We now call it Bergmann’s Rule. It basically states that animals living in colder environments tend to be larger than their warm weather cousins. Bergmann explained that this is because of heat retention. Warm-blooded animals (birds and mammals) generate internal heat. That heat escapes the body through the skin. Thus, the body size of the animal in relation to the amount of skin controls heat loss. Larger animals tend to be able to endure colder weather better than smaller ones because they have a larger body size-to-skin ratio.

Next comes American Joseph Allen with another rule: “Allen’s Rule”. He noticed that while the bodies of the animals became more robust as you moved north…their extremities got smaller! Shorter wings, shorter legs, shorter ears, shorter tails, etc. Why? Same reason. A lot of heat is lost through the extremities… your hands and feet while shoveling snow, are an example. Smaller extremities equate to better heat retention.

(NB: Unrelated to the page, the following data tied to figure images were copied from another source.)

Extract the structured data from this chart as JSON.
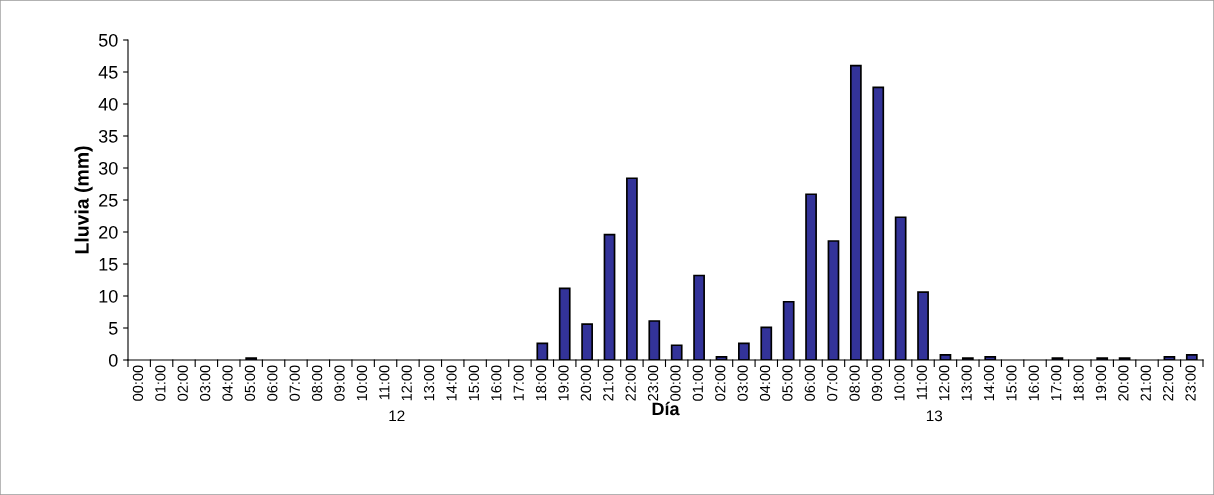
{
  "chart_data": {
    "type": "bar",
    "xlabel": "Día",
    "ylabel": "Lluvia (mm)",
    "categories": [
      "00:00",
      "01:00",
      "02:00",
      "03:00",
      "04:00",
      "05:00",
      "06:00",
      "07:00",
      "08:00",
      "09:00",
      "10:00",
      "11:00",
      "12:00",
      "13:00",
      "14:00",
      "15:00",
      "16:00",
      "17:00",
      "18:00",
      "19:00",
      "20:00",
      "21:00",
      "22:00",
      "23:00",
      "00:00",
      "01:00",
      "02:00",
      "03:00",
      "04:00",
      "05:00",
      "06:00",
      "07:00",
      "08:00",
      "09:00",
      "10:00",
      "11:00",
      "12:00",
      "13:00",
      "14:00",
      "15:00",
      "16:00",
      "17:00",
      "18:00",
      "19:00",
      "20:00",
      "21:00",
      "22:00",
      "23:00"
    ],
    "values": [
      0,
      0,
      0,
      0,
      0,
      0.3,
      0,
      0,
      0,
      0,
      0,
      0,
      0,
      0,
      0,
      0,
      0,
      0,
      2.6,
      11.2,
      5.6,
      19.6,
      28.4,
      6.1,
      2.3,
      13.2,
      0.5,
      2.6,
      5.1,
      9.1,
      25.9,
      18.6,
      46,
      42.6,
      22.3,
      10.6,
      0.8,
      0.3,
      0.5,
      0,
      0,
      0.3,
      0,
      0.3,
      0.3,
      0,
      0.5,
      0.8
    ],
    "color": "#333399",
    "ylim": [
      0,
      50
    ],
    "yticks": [
      0,
      5,
      10,
      15,
      20,
      25,
      30,
      35,
      40,
      45,
      50
    ],
    "grid": false,
    "legend": false,
    "annotations": [
      "12",
      "13"
    ]
  }
}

One example of Bergmann’s Rule comes from penguins. The Emperor penguin is the largest of the penguins, and it lives in the coldest portion of Antarctica. It is twice the size of the Galapagos Penguins that live on the Equator.

A second example of Bergmann’s Rule, as well as Allen’s rule, is from right here in Nebraska “Archie”! Archie is the Columbian mammoth skeleton that greets you in Elephant Hall at the University of Nebraska State Museum. Found just north of Curtis in Lincoln County in 1922, Archie is 15.5 feet in height. Mammoths lived during the Ice Age. Their closest cousins alive today are African elephants that live in a warm climate. African elephants are smaller than the mammoths, and the largest ever seen was 13 feet tall.

The elephant and Archie also follow Allen’s rule about appendages. African elephants have huge ears to help dissipate heat. Their trunks, legs, and tails are longer in relation to their overall size than are that of mammoths, which had small ears (yes, there have been complete mammoth bodies found in the ice), stubby legs, and short trunks and tails.

So, no, Scott, because of Bergmann’s and Allen’s two rules of ecology, everything in Texas isn’t always bigger. Our fossils are bigger as well as our white tail deer! It may be hard for a Texan to accept that, but hey, rules are rules!